The second vignette revolves around an agreeable bit of role reversal, with Harry and his father leafing through the ABC catalogue in the manner of a bedtime story, but with Harry doing all the reading while his father can barely keep his eyes open. Harry wants them to redeem their points on a family cinema ticket, but objects to his parents' practice of tongue-kissing in the back row, which he claims is prohibited by ABC's regulations. The humor lies somewhere between Harry's efforts to usurp the position of parental authority, by insisting that the adults keep their pesky hormones in check, and his guarded awareness of said hormones in the first place.

In the final skit, Harry is addressed as an adult (albeit facetiously) by the Safeway cashier who applies a £8.00 discount to his family's shopping and honors him by letting him hold the prestigious ABC card. Even then, he finds ample room for improvement in the adult establishment, handing the card back and suggesting that they produce one containing the whole alphabet (of course, juxtaposed with the cheeky grin Hanford is exhibiting, Harry comes off as being a mite facetious himself). Ever the avatar for the viewer's inner child, he reminds us that it's good and healthy to have copious amounts of childhood fancy mixed in with our adult discernment. 

And yes, if the "C" in ABC stood for "card", then calling it an ABC card was a classic example of RAS syndrome.

Wednesday, 4 March 2026

Safeway: Little Harry Goes To Wolverhampton

Little Harry's Safeway adventures continued in an ad (circa 1995) which saw the drolly articulate tyke and his mother enjoying a grand day out in one of the chain's newly-opened superstores, the location of which varied according to which part of the UK you were watching it from. The narration in the embedded YouTube upload gives the shout-out to a Wolverhampton store set to open its doors that August, although the all-purpose footage was adapted to reference a variety of stores in different regions. TV Ark has an upload of a variant promoting a couple of stores in Dumbarton and Glenrothes. Wow, Harry and his mother certainly got around.

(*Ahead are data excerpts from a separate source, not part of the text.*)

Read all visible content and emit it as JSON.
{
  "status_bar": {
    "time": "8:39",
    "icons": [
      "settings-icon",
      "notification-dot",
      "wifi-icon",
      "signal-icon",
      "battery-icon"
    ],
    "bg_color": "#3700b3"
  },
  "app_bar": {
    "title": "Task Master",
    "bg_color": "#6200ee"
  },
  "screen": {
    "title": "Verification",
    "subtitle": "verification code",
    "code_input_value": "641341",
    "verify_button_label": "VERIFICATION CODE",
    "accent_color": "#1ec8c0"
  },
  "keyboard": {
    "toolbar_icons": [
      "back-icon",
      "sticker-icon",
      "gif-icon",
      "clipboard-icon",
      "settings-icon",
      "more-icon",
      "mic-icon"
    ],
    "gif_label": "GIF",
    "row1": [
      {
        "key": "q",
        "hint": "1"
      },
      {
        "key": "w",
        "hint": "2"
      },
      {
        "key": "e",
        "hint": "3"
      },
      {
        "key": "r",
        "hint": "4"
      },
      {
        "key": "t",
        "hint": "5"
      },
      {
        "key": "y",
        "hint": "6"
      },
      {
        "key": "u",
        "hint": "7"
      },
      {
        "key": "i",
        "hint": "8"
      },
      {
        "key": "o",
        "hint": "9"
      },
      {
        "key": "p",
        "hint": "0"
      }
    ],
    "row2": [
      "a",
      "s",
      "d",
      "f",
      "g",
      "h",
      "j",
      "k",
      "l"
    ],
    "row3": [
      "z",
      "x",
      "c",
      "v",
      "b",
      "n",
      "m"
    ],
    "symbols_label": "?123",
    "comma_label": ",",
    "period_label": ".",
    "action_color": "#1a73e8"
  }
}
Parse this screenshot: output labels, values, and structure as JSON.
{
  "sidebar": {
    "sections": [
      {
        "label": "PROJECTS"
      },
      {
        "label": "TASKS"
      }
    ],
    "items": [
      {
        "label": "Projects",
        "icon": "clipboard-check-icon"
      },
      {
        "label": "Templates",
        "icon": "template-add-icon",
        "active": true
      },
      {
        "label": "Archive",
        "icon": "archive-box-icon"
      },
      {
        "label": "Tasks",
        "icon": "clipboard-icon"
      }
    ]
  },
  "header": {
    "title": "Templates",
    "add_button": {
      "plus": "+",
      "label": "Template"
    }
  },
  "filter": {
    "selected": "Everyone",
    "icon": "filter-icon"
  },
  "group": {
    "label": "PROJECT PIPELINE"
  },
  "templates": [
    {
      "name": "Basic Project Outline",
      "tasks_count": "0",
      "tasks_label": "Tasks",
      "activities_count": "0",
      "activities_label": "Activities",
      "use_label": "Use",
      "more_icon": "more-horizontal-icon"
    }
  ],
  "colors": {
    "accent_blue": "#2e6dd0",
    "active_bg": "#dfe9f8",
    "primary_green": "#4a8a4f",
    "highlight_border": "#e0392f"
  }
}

The Harry campaign was designed to cement Safeway's reputation as a particularly appealing option for parents accustomed to shopping with small children, by emphasising the various perks they had implemented to make the experience more straightforward (including the "VIP" parent and child parking right beside the entrance). But by aligning the viewer's perspective with that of a toddler coming to grips with the vast world and all of its possibilities, at a time when even something as mundane as pushing a trolley around a stack of groceries seemed novel and exhilarating, it had the additional effect of making setting foot in one of their stores seem like a great and wholesome adventure. Safeway were pushing themselves as the supermarket chain that met all of your needs under one roof, to the point that you, like Harry, were dwarfed by its scope (albeit not to the same inhibiting extent where the wide aisles impeded his ability to interact with the items on the shelves). Harry's remark on assessing the magnitude of the venue - "I hope you cancelled the milk" - has a cunning double meaning, alluding hyperbolically to the possibility that they could be navigating its wares for days, while implicitly suggesting that having milk delivered to your door was a redundant service when you might as well pick it up at Safeway.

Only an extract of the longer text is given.